Ever since they started their business in New Orleans East last year, they were surprised that by far the hottest product from The Labat Wood Shop was their custom joint rolling trays. So you look forward to exhibiting at the fair and learning about one of the fastest growing industries in the country.
“The idea of going to a cannabis fair still seems kind of fantastic to me, almost like Disney World,” said Peter Labat. “Here in New Orleans, the cannabis culture isn’t as strong compared to places like Las Vegas or California, where it’s been completely legal for a while. So to learn something about pharmacies, cultivation and distribution – it’s a whole new world. “
Louisiana’s cannabis laws were among the most restrictive in the country, even for medicinal purposes, though recent changes have eased things up. In June, Governor John Bel Edwards signed a lifting of the bans on whole flowers and smoking, restrictions that made the medical marijuana business unprofitable. This will come into effect early next year.
The idea for a convention and expo exclusively aimed at black cannabis professionals came to Kristi Price, editor of Black CannaBusiness Magazine, last November when an informal online meeting she organized attracted more than 600 participants, who eventually came after Called a larger, face-to-face event to continue the conversation, she said.
Price, a longtime marketing executive who had worked for brands like Nike, Red Bull, and Guinness for the past two decades, founded her Houston-based media company in 2019, partly with the idea of addressing what she saw as deep inequality in style and Way the cannabis industry developed.

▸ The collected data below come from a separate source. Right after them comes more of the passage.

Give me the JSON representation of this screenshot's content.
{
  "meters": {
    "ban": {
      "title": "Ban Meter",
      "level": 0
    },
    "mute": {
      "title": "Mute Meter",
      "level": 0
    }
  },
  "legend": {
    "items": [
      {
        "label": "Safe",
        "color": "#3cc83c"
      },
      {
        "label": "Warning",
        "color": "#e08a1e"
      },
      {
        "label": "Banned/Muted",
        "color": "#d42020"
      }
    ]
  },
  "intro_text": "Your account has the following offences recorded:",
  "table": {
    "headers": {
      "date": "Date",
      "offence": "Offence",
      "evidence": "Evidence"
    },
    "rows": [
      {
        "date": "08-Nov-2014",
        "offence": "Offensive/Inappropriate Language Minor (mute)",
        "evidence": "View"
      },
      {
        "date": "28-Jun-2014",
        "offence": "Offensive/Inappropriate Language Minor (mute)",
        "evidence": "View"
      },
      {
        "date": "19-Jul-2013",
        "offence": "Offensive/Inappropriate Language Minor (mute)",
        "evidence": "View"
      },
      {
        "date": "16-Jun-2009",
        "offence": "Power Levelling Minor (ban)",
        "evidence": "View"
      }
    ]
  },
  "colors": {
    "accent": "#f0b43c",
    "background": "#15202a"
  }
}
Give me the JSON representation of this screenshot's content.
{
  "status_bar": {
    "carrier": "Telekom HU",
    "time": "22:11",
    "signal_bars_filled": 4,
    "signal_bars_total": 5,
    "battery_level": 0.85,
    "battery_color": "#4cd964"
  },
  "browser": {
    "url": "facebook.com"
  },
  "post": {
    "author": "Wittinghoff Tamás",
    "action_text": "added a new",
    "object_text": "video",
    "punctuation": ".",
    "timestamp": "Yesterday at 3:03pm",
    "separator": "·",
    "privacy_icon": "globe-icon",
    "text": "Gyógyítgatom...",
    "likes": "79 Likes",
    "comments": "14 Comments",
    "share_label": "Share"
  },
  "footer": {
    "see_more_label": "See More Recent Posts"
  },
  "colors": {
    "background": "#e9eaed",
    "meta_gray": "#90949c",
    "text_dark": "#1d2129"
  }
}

“There are no business-to-business media or conferences targeting people of color in this area, and people of color have very different experiences with the facility, both in terms of the criminal justice system and from a diversity and perspective Inclusion. ”She said.
In fact, inequality is well established in the criminal justice system and has continued even as the decriminalization and legalization of cannabis has spread.
A study published last year by the American Civil Liberties Union, which covered all 50 states (and the District of Columbia), found that arrests for possession of marijuana spanned the eight years to 2018 compared to an earlier study by the ACLU between 2002 and 2010 actually increased.
Recently, not only have arrests increased, but the racial differences in these arrests have remained the same: “On average, a black person is 3.64 times more likely to be arrested for marijuana possession than a white person, even though blacks and whites” are similar to marijuana Consume installments, ”the study found.
At the same time, black entrepreneurs have lagged behind their white counterparts as the cannabis market is booming. A survey by Marijuana Business Daily in late 2017 found that only 4.3% of cannabis company owners and founders were African American.
This participation has hardly changed in the last five years. In December, the US House of Representatives passed the Marijuana Opportunity Reinvestment and Expungement Act, which contains a number of measures designed to help redress the imbalance. This includes clearing criminal records that prevent people from getting into the cannabis business. It also provides for provisions that put aside cannabis cultivation concessions and pharmacies for black owners, and calls for the establishment of a special trust funded by the cannabis tax to get startups off the ground. It has yet to be passed by the Senate.
These and other topics will be discussed at Black CannaCon by speakers including Wanda James, a former naval officer, senior Fortune 100 insurance company executive and economic adviser to former President Barack Obama. James and her husband founded the first African American-owned cannabis pharmacy in the United States
In addition to being the CEO of Simply Pure Dispensary in Denver and managing partner of the Cannabis Global Initiative, James is a longtime political campaigner for cannabis legalization and has led two successful US Congressional campaigns in her home state of Colorado.
Price, who is from Houma and is a graduate of Southern University in Baton Rouge, said the expo program will cover topics such as raising and growing capital, politics, technology and wellness topics.
“Cannabis as a medicine is huge in the black community,” Price says, although she notes that despite advances made in areas of particular concern to the black community such as sickle cell anemia and hypertension, there is still a huge gap in our knowledge.
“It used to be that if you tell Grandma you’re in the cannabis business, she’ll get your bail, so that’s part of the job we have to do,” she said.
To this end, one of the keynote speakers at Black CannaCon will be Dr. Chanda Macias, who was Queen Zulu last year and has been a missionary for cannabis and its medicinal uses in Louisiana for a decade and a half.
Labat, the woodworker who found himself in an industry that is growing about 17% a year in the U.S. and that is forecast to reach $ 30 billion by 2025, said he’s excited about the progress in normalizing the business.
“It will be nice to connect with cannabis users who are entrepreneurs, have children, have well-paid jobs, and are responsible adults who happen to use cannabis,” he said. “It’s really just a normal part of lifestyle now and a good business opportunity.”